Goddess of the Sea and the Moon

“Now is the time to take action. Get in tune with your own cycles and rhythms and follow your heart as the tide flows with the Moon.”

 

Traits Yemanya Embodies:

  • Activating Latent Energies and Talents
  • Flowing in Harmony
  • Getting in Tune with Your Cycles and Rhythms
  • Gentle Unfolding
  • Faithfulness

How to call on Yemanya:

A revered African and a Brazilian goddess, Yemanya was credited with creating the sea and harnessing the moon's powers to create the tides. She is nurturing and protective of all of her children. You can call upon Yemanya when you need a help calling something into creation (e.g., a job, a baby) or letting go of what no longer serves so that you can allow a new opportunity to unfold. 

Prayer to Yemanya:

Yemanya, Mother of all Creation, 

Hear my prayer. 

Help me to release what no longer serves, and

Surrender to Divine timing.

Help me to flow with  grace and ease as I open to new opportunity.

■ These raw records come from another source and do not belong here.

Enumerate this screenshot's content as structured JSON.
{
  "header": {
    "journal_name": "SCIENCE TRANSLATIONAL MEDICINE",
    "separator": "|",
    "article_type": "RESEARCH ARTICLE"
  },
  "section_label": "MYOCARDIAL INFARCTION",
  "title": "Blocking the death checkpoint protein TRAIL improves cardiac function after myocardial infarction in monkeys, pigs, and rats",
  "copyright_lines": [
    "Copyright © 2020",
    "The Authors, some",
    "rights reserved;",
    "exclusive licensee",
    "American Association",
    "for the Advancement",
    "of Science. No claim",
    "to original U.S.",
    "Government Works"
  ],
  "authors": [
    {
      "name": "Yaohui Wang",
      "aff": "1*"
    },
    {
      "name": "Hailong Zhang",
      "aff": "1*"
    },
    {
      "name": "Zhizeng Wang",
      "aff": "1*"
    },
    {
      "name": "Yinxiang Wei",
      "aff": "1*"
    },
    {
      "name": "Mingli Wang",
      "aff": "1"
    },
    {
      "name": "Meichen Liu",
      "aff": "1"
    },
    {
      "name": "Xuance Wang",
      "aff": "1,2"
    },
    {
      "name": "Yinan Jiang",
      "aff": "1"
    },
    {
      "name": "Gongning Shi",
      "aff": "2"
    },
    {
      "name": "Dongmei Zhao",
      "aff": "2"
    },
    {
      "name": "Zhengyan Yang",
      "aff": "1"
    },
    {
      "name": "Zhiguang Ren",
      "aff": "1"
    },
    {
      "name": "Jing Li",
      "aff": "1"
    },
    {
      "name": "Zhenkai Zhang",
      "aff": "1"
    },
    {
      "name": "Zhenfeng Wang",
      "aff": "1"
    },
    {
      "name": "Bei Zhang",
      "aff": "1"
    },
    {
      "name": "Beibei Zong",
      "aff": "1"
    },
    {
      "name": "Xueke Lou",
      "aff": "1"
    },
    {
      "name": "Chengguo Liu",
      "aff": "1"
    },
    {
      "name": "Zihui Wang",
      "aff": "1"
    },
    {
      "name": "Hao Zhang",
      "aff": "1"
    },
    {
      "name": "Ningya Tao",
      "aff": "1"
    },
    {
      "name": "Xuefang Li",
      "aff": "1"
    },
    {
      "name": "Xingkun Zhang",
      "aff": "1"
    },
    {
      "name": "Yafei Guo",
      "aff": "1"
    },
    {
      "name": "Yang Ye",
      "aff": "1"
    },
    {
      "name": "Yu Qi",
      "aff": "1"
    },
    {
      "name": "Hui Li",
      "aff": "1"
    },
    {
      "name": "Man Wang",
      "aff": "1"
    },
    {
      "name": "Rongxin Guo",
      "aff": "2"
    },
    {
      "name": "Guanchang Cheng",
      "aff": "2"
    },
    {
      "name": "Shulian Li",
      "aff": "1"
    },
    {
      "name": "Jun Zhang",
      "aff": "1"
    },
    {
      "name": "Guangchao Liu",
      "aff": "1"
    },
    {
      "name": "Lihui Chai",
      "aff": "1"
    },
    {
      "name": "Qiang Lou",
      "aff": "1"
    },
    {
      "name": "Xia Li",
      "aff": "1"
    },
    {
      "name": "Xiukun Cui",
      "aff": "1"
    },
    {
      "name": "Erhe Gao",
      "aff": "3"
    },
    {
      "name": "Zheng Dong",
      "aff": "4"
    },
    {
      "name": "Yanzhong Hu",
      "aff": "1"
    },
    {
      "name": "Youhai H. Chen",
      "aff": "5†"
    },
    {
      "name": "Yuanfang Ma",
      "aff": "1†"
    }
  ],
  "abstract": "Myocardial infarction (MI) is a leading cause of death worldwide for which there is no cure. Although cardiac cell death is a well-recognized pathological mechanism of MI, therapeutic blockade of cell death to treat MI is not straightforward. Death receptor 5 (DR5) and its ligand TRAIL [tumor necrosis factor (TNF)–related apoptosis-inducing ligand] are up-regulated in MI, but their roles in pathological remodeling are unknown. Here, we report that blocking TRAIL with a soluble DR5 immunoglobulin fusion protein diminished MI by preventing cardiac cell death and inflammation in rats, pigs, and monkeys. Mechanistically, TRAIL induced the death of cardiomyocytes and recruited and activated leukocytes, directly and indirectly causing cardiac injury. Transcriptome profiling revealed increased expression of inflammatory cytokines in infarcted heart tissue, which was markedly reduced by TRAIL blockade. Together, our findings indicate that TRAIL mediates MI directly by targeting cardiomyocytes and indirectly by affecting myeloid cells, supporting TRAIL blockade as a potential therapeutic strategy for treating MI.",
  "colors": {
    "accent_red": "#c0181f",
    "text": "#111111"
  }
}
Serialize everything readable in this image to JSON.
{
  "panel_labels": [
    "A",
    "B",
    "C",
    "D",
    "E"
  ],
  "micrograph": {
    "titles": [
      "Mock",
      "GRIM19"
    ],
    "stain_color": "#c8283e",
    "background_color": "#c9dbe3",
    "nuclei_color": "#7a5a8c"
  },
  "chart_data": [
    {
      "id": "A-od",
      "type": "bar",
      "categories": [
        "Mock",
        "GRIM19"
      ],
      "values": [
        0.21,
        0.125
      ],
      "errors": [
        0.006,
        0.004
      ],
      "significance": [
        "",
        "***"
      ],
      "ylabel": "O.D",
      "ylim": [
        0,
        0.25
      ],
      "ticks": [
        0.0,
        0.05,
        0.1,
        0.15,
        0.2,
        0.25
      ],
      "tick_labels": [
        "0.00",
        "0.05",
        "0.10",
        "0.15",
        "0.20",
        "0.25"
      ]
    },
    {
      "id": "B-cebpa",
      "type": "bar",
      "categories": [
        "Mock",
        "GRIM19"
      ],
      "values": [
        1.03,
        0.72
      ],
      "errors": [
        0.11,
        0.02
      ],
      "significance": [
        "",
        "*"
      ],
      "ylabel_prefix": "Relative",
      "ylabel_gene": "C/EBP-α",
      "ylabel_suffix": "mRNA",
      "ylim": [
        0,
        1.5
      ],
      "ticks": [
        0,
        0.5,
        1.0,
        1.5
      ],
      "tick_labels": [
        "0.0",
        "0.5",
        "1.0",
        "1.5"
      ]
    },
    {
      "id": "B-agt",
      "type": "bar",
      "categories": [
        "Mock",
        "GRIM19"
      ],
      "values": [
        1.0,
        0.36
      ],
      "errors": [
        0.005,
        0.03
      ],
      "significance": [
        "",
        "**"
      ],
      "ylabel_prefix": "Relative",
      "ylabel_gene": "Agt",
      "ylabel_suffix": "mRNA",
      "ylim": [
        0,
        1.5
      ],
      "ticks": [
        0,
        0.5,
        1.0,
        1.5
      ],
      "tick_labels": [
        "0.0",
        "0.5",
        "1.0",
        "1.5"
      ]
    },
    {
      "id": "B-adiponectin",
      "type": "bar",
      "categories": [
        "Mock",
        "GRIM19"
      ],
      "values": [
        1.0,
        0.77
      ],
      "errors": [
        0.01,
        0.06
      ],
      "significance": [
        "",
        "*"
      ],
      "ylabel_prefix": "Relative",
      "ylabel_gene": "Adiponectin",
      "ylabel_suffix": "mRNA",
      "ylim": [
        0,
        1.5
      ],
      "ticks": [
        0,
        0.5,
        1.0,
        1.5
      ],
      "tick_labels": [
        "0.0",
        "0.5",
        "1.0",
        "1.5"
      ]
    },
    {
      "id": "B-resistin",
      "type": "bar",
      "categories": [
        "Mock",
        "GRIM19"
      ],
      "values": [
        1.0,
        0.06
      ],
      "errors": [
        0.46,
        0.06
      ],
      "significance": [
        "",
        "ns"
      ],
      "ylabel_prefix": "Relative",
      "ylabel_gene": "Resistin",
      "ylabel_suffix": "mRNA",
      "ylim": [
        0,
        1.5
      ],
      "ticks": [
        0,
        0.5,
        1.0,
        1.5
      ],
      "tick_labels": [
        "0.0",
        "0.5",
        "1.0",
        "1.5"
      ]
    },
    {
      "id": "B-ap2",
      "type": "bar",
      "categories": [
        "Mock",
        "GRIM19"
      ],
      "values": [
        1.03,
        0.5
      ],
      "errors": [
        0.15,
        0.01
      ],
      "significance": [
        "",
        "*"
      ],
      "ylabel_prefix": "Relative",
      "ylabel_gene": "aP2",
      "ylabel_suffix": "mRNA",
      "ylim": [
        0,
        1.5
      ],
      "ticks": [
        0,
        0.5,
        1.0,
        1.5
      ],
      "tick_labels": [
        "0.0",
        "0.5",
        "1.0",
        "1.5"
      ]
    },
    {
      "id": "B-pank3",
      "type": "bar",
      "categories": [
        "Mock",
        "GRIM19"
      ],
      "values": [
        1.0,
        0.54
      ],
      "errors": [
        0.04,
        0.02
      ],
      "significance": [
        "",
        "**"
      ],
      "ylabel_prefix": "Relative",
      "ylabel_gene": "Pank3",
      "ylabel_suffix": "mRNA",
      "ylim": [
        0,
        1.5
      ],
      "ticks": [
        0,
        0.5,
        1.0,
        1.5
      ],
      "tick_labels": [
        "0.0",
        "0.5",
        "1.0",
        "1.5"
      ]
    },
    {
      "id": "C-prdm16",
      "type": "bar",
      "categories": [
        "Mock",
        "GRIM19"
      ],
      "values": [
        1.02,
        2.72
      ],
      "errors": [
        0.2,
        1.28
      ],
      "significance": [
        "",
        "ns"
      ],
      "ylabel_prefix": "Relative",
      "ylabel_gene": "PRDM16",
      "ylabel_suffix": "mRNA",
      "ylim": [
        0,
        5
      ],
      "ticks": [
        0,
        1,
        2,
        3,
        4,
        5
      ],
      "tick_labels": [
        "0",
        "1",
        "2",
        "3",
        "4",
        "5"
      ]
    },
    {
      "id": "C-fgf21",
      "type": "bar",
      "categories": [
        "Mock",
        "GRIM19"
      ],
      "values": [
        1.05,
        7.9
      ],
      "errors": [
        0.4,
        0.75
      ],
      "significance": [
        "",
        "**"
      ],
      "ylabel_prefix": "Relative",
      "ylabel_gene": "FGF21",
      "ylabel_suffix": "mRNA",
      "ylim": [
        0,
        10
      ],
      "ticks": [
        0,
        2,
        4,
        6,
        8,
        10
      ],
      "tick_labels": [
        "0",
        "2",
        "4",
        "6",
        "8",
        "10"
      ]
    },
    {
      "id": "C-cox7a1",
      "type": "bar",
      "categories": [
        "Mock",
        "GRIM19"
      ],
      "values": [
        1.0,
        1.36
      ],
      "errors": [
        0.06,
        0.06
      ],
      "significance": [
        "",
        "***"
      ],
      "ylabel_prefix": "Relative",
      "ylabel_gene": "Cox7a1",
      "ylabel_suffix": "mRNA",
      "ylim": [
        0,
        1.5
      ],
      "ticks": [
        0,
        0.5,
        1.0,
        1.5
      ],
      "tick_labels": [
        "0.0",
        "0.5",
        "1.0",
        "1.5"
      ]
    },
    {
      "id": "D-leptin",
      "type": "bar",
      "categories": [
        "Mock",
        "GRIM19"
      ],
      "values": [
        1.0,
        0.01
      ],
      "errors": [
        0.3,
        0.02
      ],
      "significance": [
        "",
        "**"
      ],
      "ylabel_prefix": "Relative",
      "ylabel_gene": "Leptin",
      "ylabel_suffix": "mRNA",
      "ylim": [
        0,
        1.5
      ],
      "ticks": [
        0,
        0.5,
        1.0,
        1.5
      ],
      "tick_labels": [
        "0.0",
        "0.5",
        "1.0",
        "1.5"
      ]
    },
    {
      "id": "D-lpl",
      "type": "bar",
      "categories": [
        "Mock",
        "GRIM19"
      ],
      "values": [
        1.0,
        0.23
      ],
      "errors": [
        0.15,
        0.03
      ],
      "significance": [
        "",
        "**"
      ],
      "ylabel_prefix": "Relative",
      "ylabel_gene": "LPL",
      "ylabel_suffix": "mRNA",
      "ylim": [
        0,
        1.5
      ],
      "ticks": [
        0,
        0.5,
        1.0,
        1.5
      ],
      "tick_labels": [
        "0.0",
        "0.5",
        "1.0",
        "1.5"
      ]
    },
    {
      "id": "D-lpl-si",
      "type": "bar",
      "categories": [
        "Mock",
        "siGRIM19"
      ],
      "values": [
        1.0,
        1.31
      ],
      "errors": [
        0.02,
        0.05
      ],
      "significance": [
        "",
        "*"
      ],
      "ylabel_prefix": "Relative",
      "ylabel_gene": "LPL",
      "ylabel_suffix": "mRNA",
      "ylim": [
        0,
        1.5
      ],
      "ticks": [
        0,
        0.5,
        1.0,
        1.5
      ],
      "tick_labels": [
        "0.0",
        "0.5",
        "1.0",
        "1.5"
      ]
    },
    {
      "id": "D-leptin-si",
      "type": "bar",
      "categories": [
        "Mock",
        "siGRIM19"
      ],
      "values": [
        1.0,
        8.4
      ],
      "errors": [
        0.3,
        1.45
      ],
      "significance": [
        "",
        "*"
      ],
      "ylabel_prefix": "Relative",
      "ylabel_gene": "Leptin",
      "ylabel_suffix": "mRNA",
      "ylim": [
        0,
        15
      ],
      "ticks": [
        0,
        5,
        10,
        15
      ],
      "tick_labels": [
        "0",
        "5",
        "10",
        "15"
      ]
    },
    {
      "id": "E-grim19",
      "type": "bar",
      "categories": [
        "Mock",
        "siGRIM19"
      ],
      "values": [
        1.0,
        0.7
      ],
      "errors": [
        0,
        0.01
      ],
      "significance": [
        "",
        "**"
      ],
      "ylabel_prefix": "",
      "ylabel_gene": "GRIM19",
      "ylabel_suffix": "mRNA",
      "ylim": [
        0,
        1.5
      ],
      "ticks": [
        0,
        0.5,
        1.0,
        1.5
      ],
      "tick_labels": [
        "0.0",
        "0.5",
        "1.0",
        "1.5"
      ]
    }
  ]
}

Help me manifest what is best for my heart and my Soul's Calling.

In this I pray, 

Thank you, Yemanya.

Tribute to Yemanya:

Go to a body of water (preferably a stream, ocean, or other non-stagnant water). Write down what you want to release/surrender and what you want to manifest. Offer these to Yemanya with a prayer of thanks. Leave her flowers or a few drops of essential oil as you leave.